1: Strategy 2: Content. 3: Reach 4: Proven results
Many years ago, in the early 1980's, I was assigned to manage a small ”industrial advertising” (= B2B) agency in London. Compared to most major advertising agencies we had a very business-minded understanding of our customers’ needs, and a number of prestigious clients around Europe.
Our clients were very much aware of the distiguishing characteristics of B2B communication:
- Relatively few potential buyers
- Complex target groups, with many decision-makers and influencers, and extended buying processes
- The need for fine-tuned interplay between marketing and sales
- Limited communication budgets
- Often huge order values
- Deeply rooted scepticism towards conventional advertising
- Customers tend to choose suppliers rather than products and services
We made clear distinctions between "corporate brand building", which in those early days was considered to take at least 3–5 years, and "sales support" which should generate tangible results over the next few months. A time frame that was often compromised by buying processes that could last a year or more, and it was generally very difficult to monitor and prove results in ways that made sense in the boardroom.
They knew, and we knew that B2B was different. The problem was that we lacked the means and tools to turn this insight into powerful, cost-effective strategies. To focus our clients’ limited resources where they were most likely to make a tangible positive difference, and to monitor reactions throughout the buying cycle.
Today we can do all that, and more. Account-Based Marketing is not only about marcom but the entire sales and marketing process. From the first touch point to the done deal, and way beyond that.

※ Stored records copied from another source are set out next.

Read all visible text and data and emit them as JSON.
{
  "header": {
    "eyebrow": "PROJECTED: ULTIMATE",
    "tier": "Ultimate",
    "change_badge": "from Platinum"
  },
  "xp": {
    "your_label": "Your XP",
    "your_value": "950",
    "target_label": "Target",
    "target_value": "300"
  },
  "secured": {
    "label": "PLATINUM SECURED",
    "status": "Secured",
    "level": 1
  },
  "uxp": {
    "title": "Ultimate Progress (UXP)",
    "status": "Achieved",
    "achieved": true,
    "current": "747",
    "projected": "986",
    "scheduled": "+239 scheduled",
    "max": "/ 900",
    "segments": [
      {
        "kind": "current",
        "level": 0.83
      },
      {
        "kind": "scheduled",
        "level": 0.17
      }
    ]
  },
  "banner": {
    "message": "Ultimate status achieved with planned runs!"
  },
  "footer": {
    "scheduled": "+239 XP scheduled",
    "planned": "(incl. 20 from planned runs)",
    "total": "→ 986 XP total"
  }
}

Still, many B2B marcom managers stick to the old ways. Sure, they proudly claim to “go digital”, but their fundamental strategic thinking remains the same as 30 or 40 years ago.
As for “content”, just about everyone seems to love the word these days. The question is what they mean: What’s new about offering attractive information of potential value to the target group? Customer-centered (account-based) marketing requires very specific content. And, if “inbound” means that you leave the smorgasbord wide open for anybody, your sales force will face a huge task sorting out the ones they really want to (and can afford to) work with.

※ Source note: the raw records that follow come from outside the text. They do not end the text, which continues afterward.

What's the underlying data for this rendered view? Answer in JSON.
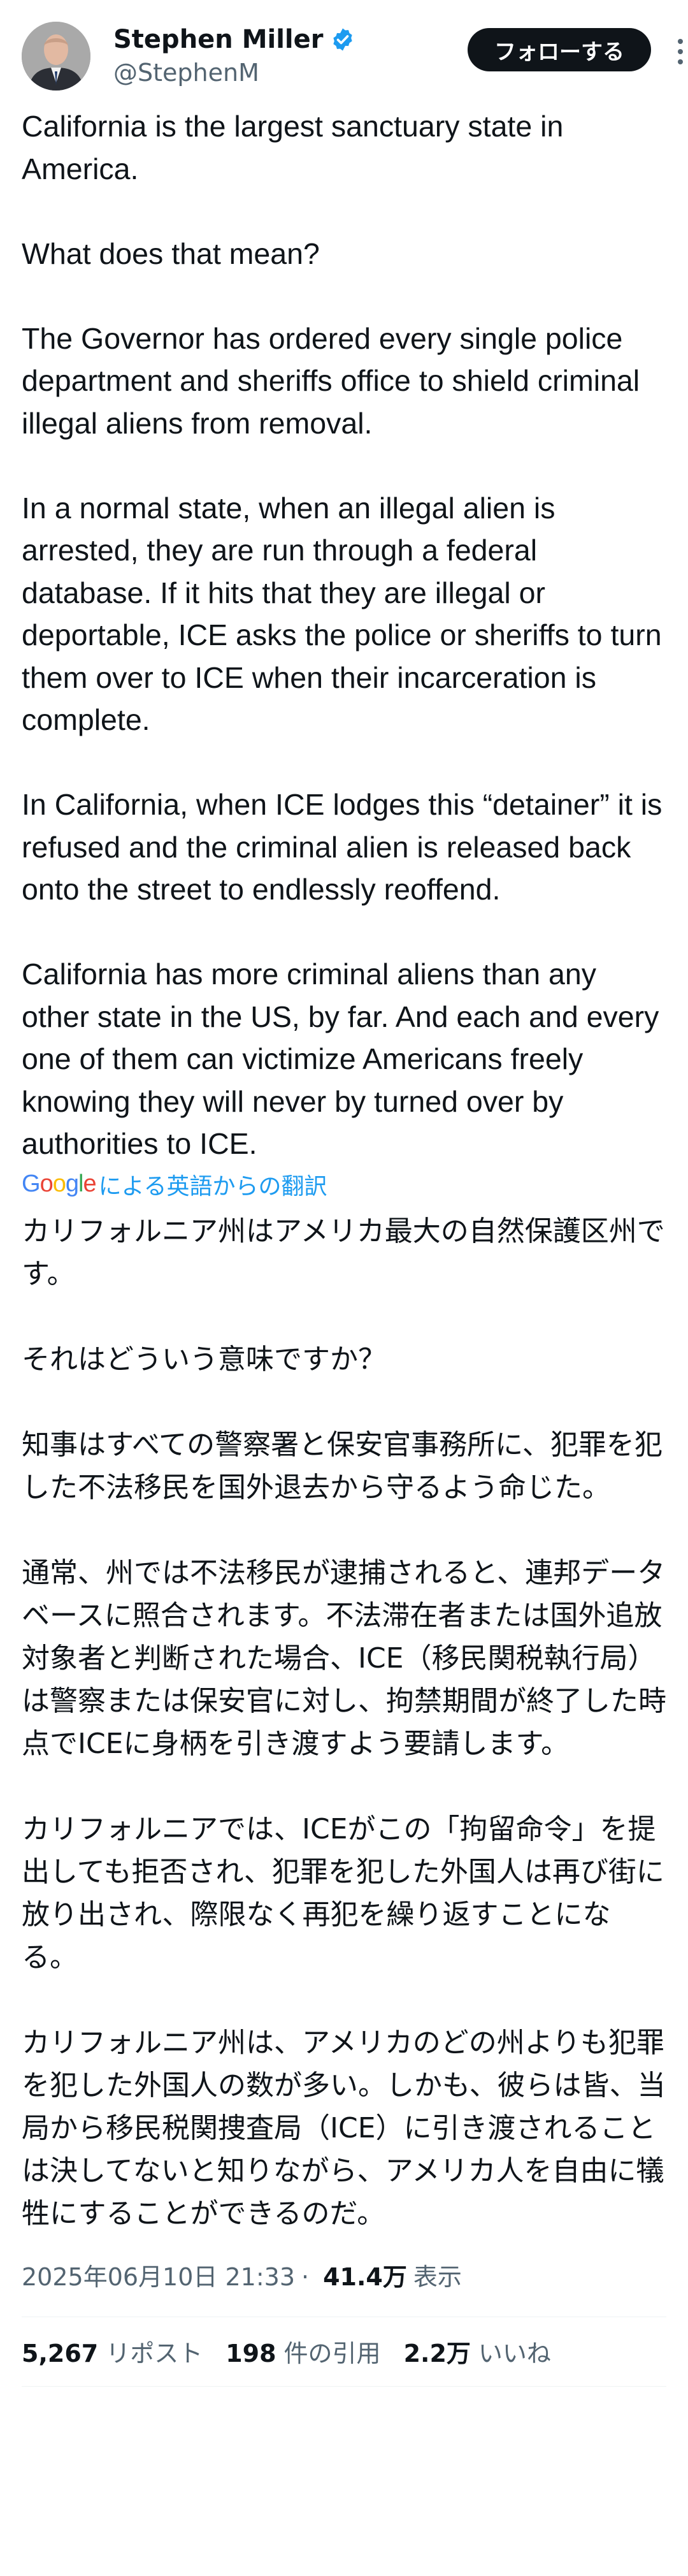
{
  "author": {
    "display_name": "Stephen Miller",
    "handle": "@StephenM",
    "verified": true
  },
  "follow_button_label": "フォローする",
  "tweet": {
    "original_text": "California is the largest sanctuary state in America.\n\nWhat does that mean?\n\nThe Governor has ordered every single police department and sheriffs office to shield criminal illegal aliens from removal.\n\nIn a normal state, when an illegal alien is arrested, they are run through a federal database. If it hits that they are illegal or deportable, ICE asks the police or sheriffs to turn them over to ICE when their incarceration is complete.\n\nIn California, when ICE lodges this “detainer” it is refused and the criminal alien is released back onto the street to endlessly reoffend.\n\nCalifornia has more criminal aliens than any other state in the US, by far. And each and every one of them can victimize Americans freely knowing they will never by turned over by authorities to ICE.",
    "translation_credit": "による英語からの翻訳",
    "translation_provider": "Google",
    "translated_text": "カリフォルニア州はアメリカ最大の自然保護区州です。\n\nそれはどういう意味ですか？\n\n知事はすべての警察署と保安官事務所に、犯罪を犯した不法移民を国外退去から守るよう命じた。\n\n通常、州では不法移民が逮捕されると、連邦データベースに照合されます。不法滞在者または国外追放対象者と判断された場合、ICE（移民関税執行局）は警察または保安官に対し、拘禁期間が終了した時点でICEに身柄を引き渡すよう要請します。\n\nカリフォルニアでは、ICEがこの「拘留命令」を提出しても拒否され、犯罪を犯した外国人は再び街に放り出され、際限なく再犯を繰り返すことになる。\n\nカリフォルニア州は、アメリカのどの州よりも犯罪を犯した外国人の数が多い。しかも、彼らは皆、当局から移民税関捜査局（ICE）に引き渡されることは決してないと知りながら、アメリカ人を自由に犠牲にすることができるのだ。"
  },
  "meta": {
    "timestamp": "2025年06月10日 21:33",
    "separator": "·",
    "views": "41.4万",
    "views_label": "表示"
  },
  "stats": [
    {
      "value": "5,267",
      "label": "リポスト"
    },
    {
      "value": "198",
      "label": "件の引用"
    },
    {
      "value": "2.2万",
      "label": "いいね"
    }
  ],
  "colors": {
    "text": "#0f1419",
    "secondary": "#536471",
    "link": "#1d9bf0",
    "verified": "#1d9bf0",
    "button_bg": "#0f1419"
  },
  "icons": {
    "verified": "verified-badge-icon",
    "more": "more-vertical-icon"
  }
}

So, what about “reach”? In the old days, we asked our media agencies to pick the most cost-effective media combinations based on reader statistics – a rather blunt instrument to say the least. You may hit the right industry segment or professional category, but without distinguishing XS from XXL and in many cases with little or no concern for geographical areas. And, at best, you would only reach a few of the relevant individuals.
Today we can steer our messages and content to all decision-makers and influencers in exactly the right companies. Paying for only that exposure, minimizing media expenditure. Again, are you still wasting your limited resources in the same way as you did in the 1980's?

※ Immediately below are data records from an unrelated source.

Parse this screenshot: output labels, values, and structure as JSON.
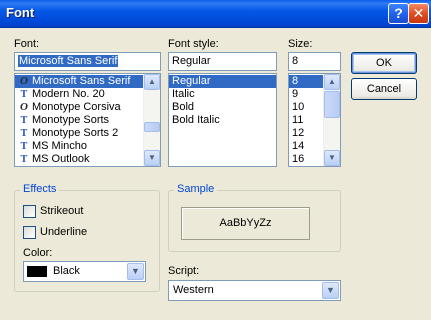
{
  "window": {
    "title": "Font",
    "help_glyph": "?",
    "close_glyph": "✕"
  },
  "font": {
    "label": "Font:",
    "value": "Microsoft Sans Serif",
    "items": [
      {
        "name": "Microsoft Sans Serif",
        "icon": "opentype-icon"
      },
      {
        "name": "Modern No. 20",
        "icon": "truetype-icon"
      },
      {
        "name": "Monotype Corsiva",
        "icon": "opentype-icon"
      },
      {
        "name": "Monotype Sorts",
        "icon": "truetype-icon"
      },
      {
        "name": "Monotype Sorts 2",
        "icon": "truetype-icon"
      },
      {
        "name": "MS Mincho",
        "icon": "truetype-icon"
      },
      {
        "name": "MS Outlook",
        "icon": "truetype-icon"
      }
    ]
  },
  "style": {
    "label": "Font style:",
    "value": "Regular",
    "items": [
      "Regular",
      "Italic",
      "Bold",
      "Bold Italic"
    ]
  },
  "size": {
    "label": "Size:",
    "value": "8",
    "items": [
      "8",
      "9",
      "10",
      "11",
      "12",
      "14",
      "16"
    ]
  },
  "buttons": {
    "ok": "OK",
    "cancel": "Cancel"
  },
  "effects": {
    "title": "Effects",
    "strikeout": "Strikeout",
    "underline": "Underline",
    "color_label": "Color:",
    "color_value": "Black",
    "color_swatch": "#000000"
  },
  "sample": {
    "title": "Sample",
    "text": "AaBbYyZz"
  },
  "script": {
    "label": "Script:",
    "value": "Western"
  },
  "icons": {
    "opentype": "O",
    "truetype": "T",
    "arrow_up": "▲",
    "arrow_down": "▼"
  }
}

Last but not least: Can you monitor the customers and prospects prioritized by your sales force – which ones are active right now and exactly what content they are most interested in? How much time they spend reading? If they are coming back for more? And continually share that precious info with the sales team?
If not, you and your advertising agency are definitely stuck in the 1980's, but it's never too late to do something about it.